In a utopian world, your multiple shared drives or database silos would all be connected in a single giant graph data structure of interconnected nodes.
Adopting the free Open Calais api allows you to federate all your content; all your information would be available in an interlinked data cloud.
In 2007 Thomson Reuters bought text analytics company ClearForest, a provider of text driven business intelligence solutions which supplies a bridge between unstructured text and your enterprise data.
This is now the underpinning of Open Calais; if an enterprise wants to have their entire information cloud behind their firewall, ClearForest could be a foundation.
The enterprise goal would be to manageably commingle private and public data within acceptable security boundaries. This could include streaming in for example financial information, or a pharmaceutical taxonomy from a Freebase or similar, and mashing it up with your private data and information.
Long term content interoperability is a Calais strategic objective, and they are encouraging wide scale adoption for Publishers, Bloggers, Software Providers, Content Managers and Developers with lots of hand holding on their new Drupal and Open Calais powered website.
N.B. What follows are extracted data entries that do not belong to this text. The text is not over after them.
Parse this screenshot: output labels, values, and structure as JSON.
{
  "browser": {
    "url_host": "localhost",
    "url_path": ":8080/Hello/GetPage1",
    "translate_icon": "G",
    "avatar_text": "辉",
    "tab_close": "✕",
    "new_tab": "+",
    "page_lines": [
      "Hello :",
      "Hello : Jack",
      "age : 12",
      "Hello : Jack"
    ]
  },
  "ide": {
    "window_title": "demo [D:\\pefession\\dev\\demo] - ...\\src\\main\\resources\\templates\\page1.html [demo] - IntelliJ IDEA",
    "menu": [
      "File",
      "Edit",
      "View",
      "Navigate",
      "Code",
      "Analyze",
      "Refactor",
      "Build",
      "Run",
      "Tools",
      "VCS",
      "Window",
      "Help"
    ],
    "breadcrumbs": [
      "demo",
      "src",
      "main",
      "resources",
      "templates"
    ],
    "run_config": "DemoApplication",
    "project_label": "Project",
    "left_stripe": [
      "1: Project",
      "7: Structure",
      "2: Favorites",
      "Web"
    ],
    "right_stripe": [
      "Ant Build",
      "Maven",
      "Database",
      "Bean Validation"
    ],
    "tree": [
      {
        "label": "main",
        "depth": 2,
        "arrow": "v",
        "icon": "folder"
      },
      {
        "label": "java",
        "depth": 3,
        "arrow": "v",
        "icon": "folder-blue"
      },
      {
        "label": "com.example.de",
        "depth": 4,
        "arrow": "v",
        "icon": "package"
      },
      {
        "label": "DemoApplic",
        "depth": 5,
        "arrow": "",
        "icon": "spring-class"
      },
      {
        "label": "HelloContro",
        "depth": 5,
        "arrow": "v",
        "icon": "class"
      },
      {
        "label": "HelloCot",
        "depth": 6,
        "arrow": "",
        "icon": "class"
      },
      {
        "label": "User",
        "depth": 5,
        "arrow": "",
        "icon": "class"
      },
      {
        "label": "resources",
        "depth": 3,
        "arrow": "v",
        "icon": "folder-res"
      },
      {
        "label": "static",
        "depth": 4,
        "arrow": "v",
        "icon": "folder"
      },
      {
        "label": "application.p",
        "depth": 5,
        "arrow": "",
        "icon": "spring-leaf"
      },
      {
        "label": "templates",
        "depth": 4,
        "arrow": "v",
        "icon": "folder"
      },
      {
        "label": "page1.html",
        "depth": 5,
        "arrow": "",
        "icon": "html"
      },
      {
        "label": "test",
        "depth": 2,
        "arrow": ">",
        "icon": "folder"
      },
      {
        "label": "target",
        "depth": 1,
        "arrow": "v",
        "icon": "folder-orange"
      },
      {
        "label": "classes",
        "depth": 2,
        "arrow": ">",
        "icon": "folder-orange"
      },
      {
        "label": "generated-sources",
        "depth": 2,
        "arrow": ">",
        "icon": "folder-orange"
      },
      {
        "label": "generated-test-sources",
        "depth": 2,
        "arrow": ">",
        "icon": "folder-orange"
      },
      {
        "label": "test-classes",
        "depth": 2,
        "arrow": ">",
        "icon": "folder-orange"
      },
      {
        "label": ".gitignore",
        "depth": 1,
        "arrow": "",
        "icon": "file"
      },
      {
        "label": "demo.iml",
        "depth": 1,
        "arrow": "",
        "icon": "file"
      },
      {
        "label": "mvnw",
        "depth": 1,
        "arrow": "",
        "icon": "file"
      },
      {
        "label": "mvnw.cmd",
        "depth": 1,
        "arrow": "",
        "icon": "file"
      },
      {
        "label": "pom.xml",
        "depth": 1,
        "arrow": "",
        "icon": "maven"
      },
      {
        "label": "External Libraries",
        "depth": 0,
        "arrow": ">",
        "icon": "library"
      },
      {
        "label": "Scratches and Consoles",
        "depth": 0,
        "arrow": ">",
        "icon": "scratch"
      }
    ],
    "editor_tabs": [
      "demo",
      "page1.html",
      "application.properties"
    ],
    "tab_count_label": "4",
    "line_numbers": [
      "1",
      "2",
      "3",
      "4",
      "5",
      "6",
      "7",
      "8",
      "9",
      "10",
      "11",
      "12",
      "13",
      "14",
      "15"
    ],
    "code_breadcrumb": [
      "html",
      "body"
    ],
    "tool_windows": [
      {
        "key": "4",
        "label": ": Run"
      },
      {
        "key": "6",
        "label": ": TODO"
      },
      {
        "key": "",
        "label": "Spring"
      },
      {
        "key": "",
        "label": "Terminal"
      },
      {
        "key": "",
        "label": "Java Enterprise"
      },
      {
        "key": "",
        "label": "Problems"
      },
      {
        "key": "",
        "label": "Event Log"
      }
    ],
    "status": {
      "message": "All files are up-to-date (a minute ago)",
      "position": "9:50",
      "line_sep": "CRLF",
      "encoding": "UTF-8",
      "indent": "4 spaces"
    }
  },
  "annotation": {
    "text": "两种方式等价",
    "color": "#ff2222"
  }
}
From a business perspective, Thomson Reuters clearly gets the open business model, moving away from a walled garden of content to a metered on demand content assets delivery model. Instead of you visiting them for information they will deliver what you need into your environment...
As a major player in the media world this is a hugely encouraging development by Thomson Reuters in launching this latest industrial strength technology release to a rapidly increasing developer base.
The connected data ecosphere just got a lot richer and it will be fascinating to see how the other key players in the space coalesce to create what I believe will transform both the search and collaboration worlds.